The sculptures do not transmit audio, which would “[take] away from the essential experience that portals offer,” according to the project’s website.

The Dublin installation looks onto the city’s main drag, O’Connell Street, including views of two iconic landmarks: the General Post Office and the Spire. Its New York counterpart is in the Flatiron South Public Plaza beside Madison Square Park and the famed Flatiron Building. The sculptures will remain until the fall of 2024, with artistic performances scheduled to occur before the cameras throughout the summer.

Dublin Two
The portals were conceived by artist Benediktas Gylys, who first installed the displays in Lublin, Poland, and Vilnius, Lithuania. Flatiron NoMad Partnership

Other artists have previously tried to connect New Yorkers with people across the pond, as CNN’s Jack Guy writes. In 2008, two much larger sculptures—resembling 37-foot-long steampunk science fiction props—rose up in Brooklyn and London. Created by British artist Paul St. George, the “Telectroscope” linked the United States and England through continuous video feed.

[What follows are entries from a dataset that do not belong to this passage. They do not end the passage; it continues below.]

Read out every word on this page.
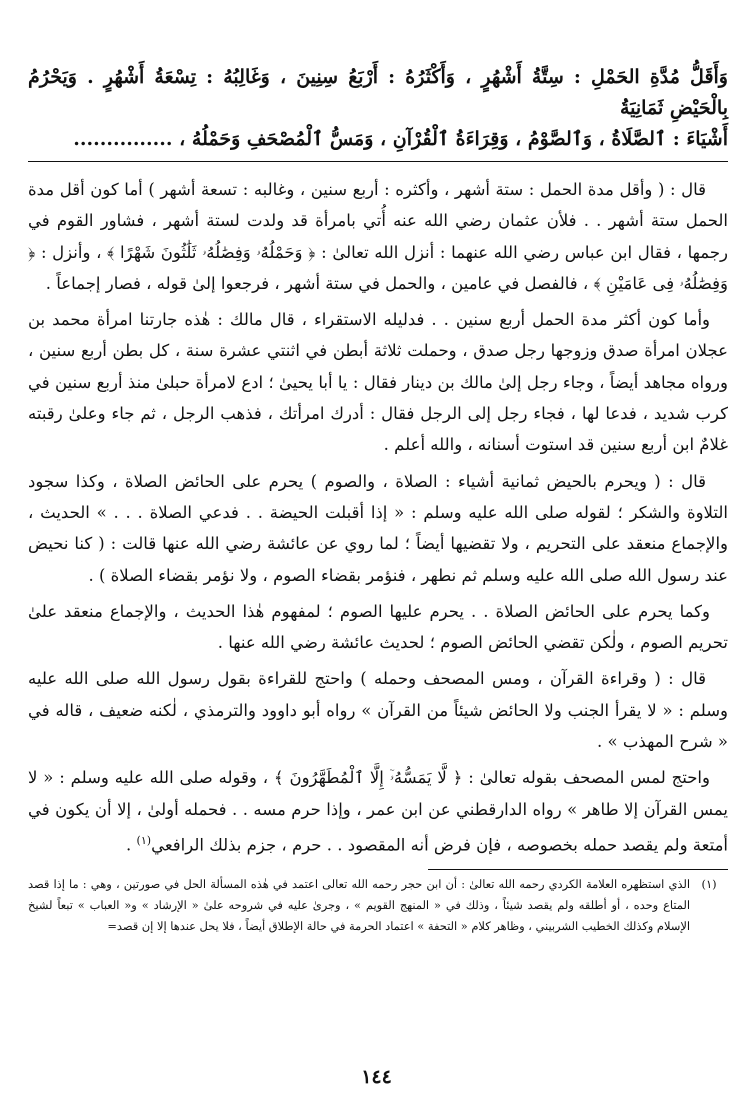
وَأَقَلُّ مُدَّةِ الحَمْلِ : سِتَّةُ أَشْهُرٍ ، وَأَكْثَرُهُ : أَرْبَعُ سِنِينَ ، وَغَالِبُهُ : تِسْعَةُ أَشْهُرٍ . وَيَحْرُمُ بِالْحَيْضِ ثَمَانِيَةُ

أَشْيَاءَ : ٱلصَّلَاةُ ، وَٱلصَّوْمُ ، وَقِرَاءَةُ ٱلْقُرْآنِ ، وَمَسُّ ٱلْمُصْحَفِ وَحَمْلُهُ ، ...............

قال : ( وأقل مدة الحمل : ستة أشهر ، وأكثره : أربع سنين ، وغالبه : تسعة أشهر ) أما كون أقل مدة الحمل ستة أشهر . . فلأن عثمان رضي الله عنه أُتي بامرأة قد ولدت لستة أشهر ، فشاور القوم في رجمها ، فقال ابن عباس رضي الله عنهما : أنزل الله تعالىٰ : ﴿ وَحَمْلُهُۥ وَفِصَٰلُهُۥ ثَلَٰثُونَ شَهْرًا ﴾ ، وأنزل : ﴿ وَفِصَٰلُهُۥ فِى عَامَيْنِ ﴾ ، فالفصل في عامين ، والحمل في ستة أشهر ، فرجعوا إلىٰ قوله ، فصار إجماعاً .

وأما كون أكثر مدة الحمل أربع سنين . . فدليله الاستقراء ، قال مالك : هٰذه جارتنا امرأة محمد بن عجلان امرأة صدق وزوجها رجل صدق ، وحملت ثلاثة أبطن في اثنتي عشرة سنة ، كل بطن أربع سنين ، ورواه مجاهد أيضاً ، وجاء رجل إلىٰ مالك بن دينار فقال : يا أبا يحيىٰ ؛ ادع لامرأة حبلىٰ منذ أربع سنين في كرب شديد ، فدعا لها ، فجاء رجل إلى الرجل فقال : أدرك امرأتك ، فذهب الرجل ، ثم جاء وعلىٰ رقبته غلامٌ ابن أربع سنين قد استوت أسنانه ، والله أعلم .

قال : ( ويحرم بالحيض ثمانية أشياء : الصلاة ، والصوم ) يحرم على الحائض الصلاة ، وكذا سجود التلاوة والشكر ؛ لقوله صلى الله عليه وسلم : « إذا أقبلت الحيضة . . فدعي الصلاة . . . » الحديث ، والإجماع منعقد على التحريم ، ولا تقضيها أيضاً ؛ لما روي عن عائشة رضي الله عنها قالت : ( كنا نحيض عند رسول الله صلى الله عليه وسلم ثم نطهر ، فنؤمر بقضاء الصوم ، ولا نؤمر بقضاء الصلاة ) .

وكما يحرم على الحائض الصلاة . . يحرم عليها الصوم ؛ لمفهوم هٰذا الحديث ، والإجماع منعقد علىٰ تحريم الصوم ، ولٰكن تقضي الحائض الصوم ؛ لحديث عائشة رضي الله عنها .

قال : ( وقراءة القرآن ، ومس المصحف وحمله ) واحتج للقراءة بقول رسول الله صلى الله عليه وسلم : « لا يقرأ الجنب ولا الحائض شيئاً من القرآن » رواه أبو داوود والترمذي ، لٰكنه ضعيف ، قاله في « شرح المهذب » .

واحتج لمس المصحف بقوله تعالىٰ : ﴿ لَّا يَمَسُّهُۥٓ إِلَّا ٱلْمُطَهَّرُونَ ﴾ ، وقوله صلى الله عليه وسلم : « لا يمس القرآن إلا طاهر » رواه الدارقطني عن ابن عمر ، وإذا حرم مسه . . فحمله أولىٰ ، إلا أن يكون في أمتعة ولم يقصد حمله بخصوصه ، فإن فرض أنه المقصود . . حرم ، جزم بذلك الرافعي$^{(١)}$ .

(١)
الذي استظهره العلامة الكردي رحمه الله تعالىٰ : أن ابن حجر رحمه الله تعالى اعتمد في هٰذه المسألة الحل في صورتين ، وهي : ما إذا قصد المتاع وحده ، أو أطلقه ولم يقصد شيئاً ، وذلك في « المنهج القويم » ، وجرىٰ عليه في شروحه علىٰ « الإرشاد » و« العباب » تبعاً لشيخ الإسلام وكذلك الخطيب الشربيني ، وظاهر كلام « التحفة » اعتماد الحرمة في حالة الإطلاق أيضاً ، فلا يحل عندها إلا إن قصد=
١٤٤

“We have all this technology; people are still amazed to see one another just standing there looking through this device,” Peter Kohlmann, a producer of “Telectroscope,” told the Associated Press in 2008. “They’re excited, and they hold up little signs … and they communicate.”

'Telectroscope' Allows View Across the Atlantic

As it turns out, the recently installed “Portals” have elicited similar reactions. As the Irish Times’ Dan Griffin writes, “Viewers on the Dublin side waved at the New Yorkers, blew them kisses and tried to entice them into dance-offs.” People in Manhattan reciprocated and mimicked these gestures. One flexed his bicep; another did cartwheels.

The Irish Times adds: “It took at least half an hour before a guy in a flannel top on the New York side gave the middle finger to the Dubliners, who repeated the gesture back at him enthusiastically.”